The test is considered negative if the mean net grain count for all groups is less than 1 above the concurrent control value, and/or the percent of nuclei with 5 or more net grain counts does not increase more than 2% above the concurrent vehicle control.

Statistics:

Significance of the response was determined using the Student¿s t-test modified for unpaired observations with unequal variances.

Results and discussion

Additional information on results:

Along o-nitrotoluene, m-, and p- nitrotoluene were also included in the panel of substances tested in the rat in vivo/in vitro UDS test. A comparison of UDS activity of the 3 nitrotoluene isomers was performed using identical doses (0, 100, 200, 500 mg/kg bw) given to male F344 rats. From these data, it was apparent that the o-nitrotoluene was the only isomer which was positive for induction of UDS.
o-Nitrotoluene was also found to increase the number of hepatocytes in S-phase, cultured from both male and female rats (see table 1). In this assay, neither m- or p-nitrotoluene caused an increase in S-phase hepatocytes in either sex of the rats (data not shown in documentation).

Any other information on results incl. tables

Table 1:Unscheduled DNA Synthesis in Male and Female Rats and Percent Liver Cells in S-Phase (12 and 24 Hours after Single Oral Gavage Dose of o-Nitrotoluene, respectively)

Dose	Male		Female
mg/kg bw	UDS (12h after gavage)	Cells in S phase (24 h after gavage)	UDS (12h after gavage)	Cells in S phase (24 h after gavage
	mean net nuclear grain count ± SD	%	mean net nuclear grain count ± SD	%
0	-2.57 ± 0.18	0.66 ± 0.18	-5.96 ± 0.59	0.58 ± 0.27
100	- 0.05 ± 0.47*	0.86 ± 0.42	Not tested	Not tested
200	5.64 ± 0.57**	3.61 ± 0.94	- 2.24 ± 1.0**	2.40 ± 0.70
500	13.11 ± 1.14**	3.20 ± 0.47*	0.94 ± 0.93**	7.17 ± 0.70
750	Not tested	Not tested	1.45 ± 0.93*	12.98 ± 3.9

* Significantly different from control group (P=0.05)

** Significantly different from control group (P=0.01)

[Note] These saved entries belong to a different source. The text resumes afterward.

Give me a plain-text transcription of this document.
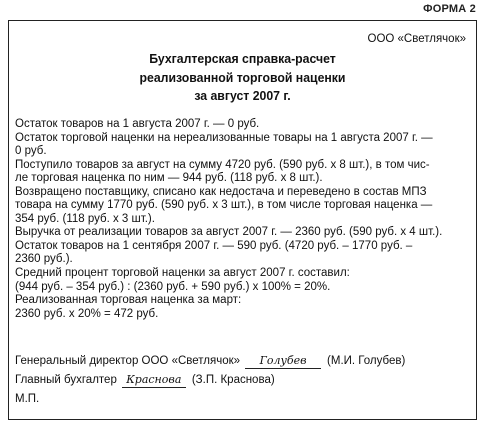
ФОРМА 2
ООО «Светлячок»
Бухгалтерская справка-расчет
реализованной торговой наценки
за август 2007 г.
Остаток товаров на 1 августа 2007 г. — 0 руб.
Остаток торговой наценки на нереализованные товары на 1 августа 2007 г. —
0 руб.
Поступило товаров за август на сумму 4720 руб. (590 руб. х 8 шт.), в том чис-
ле торговая наценка по ним — 944 руб. (118 руб. х 8 шт.).
Возвращено поставщику, списано как недостача и переведено в состав МПЗ
товара на сумму 1770 руб. (590 руб. х 3 шт.), в том числе торговая наценка —
354 руб. (118 руб. х 3 шт.).
Выручка от реализации товаров за август 2007 г. — 2360 руб. (590 руб. х 4 шт.).
Остаток товаров на 1 сентября 2007 г. — 590 руб. (4720 руб. – 1770 руб. –
2360 руб.).
Средний процент торговой наценки за август 2007 г. составил:
(944 руб. – 354 руб.) : (2360 руб. + 590 руб.) х 100% = 20%.
Реализованная торговая наценка за март:
2360 руб. х 20% = 472 руб.
Генеральный директор ООО «Светлячок» Голубев (М.И. Голубев)
Главный бухгалтер Краснова (З.П. Краснова)
М.П.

Applicant's summary and conclusion

Executive summary:

NTP, 1992

 

Groups of 6 male F344/ rats/dose and 6 female F344 rats/dose were administered oral doses of o-Nitrotoluene in corn oil via gavage; 0; 100; 200; 500 mg/kg for males and 0; 200; 500 and 750 mg/kg bw for females, respectively, according to a method similar to OECD guideline 486 (total of 90 cells scored/ dose, positive control not listed in guideline) Perfusion of liver and preparation of hepatocytes was performed 12h and 24h after gavage.

o-Nitrotoluene induced DNA damage in mammalian liver cells in vivo (male and female F344 rats) that could be repaired by unscheduled DNA synthesis in vitro; Male rats (>= 100 mg/kg bw), Female rats (>= 200 mg/kg bw).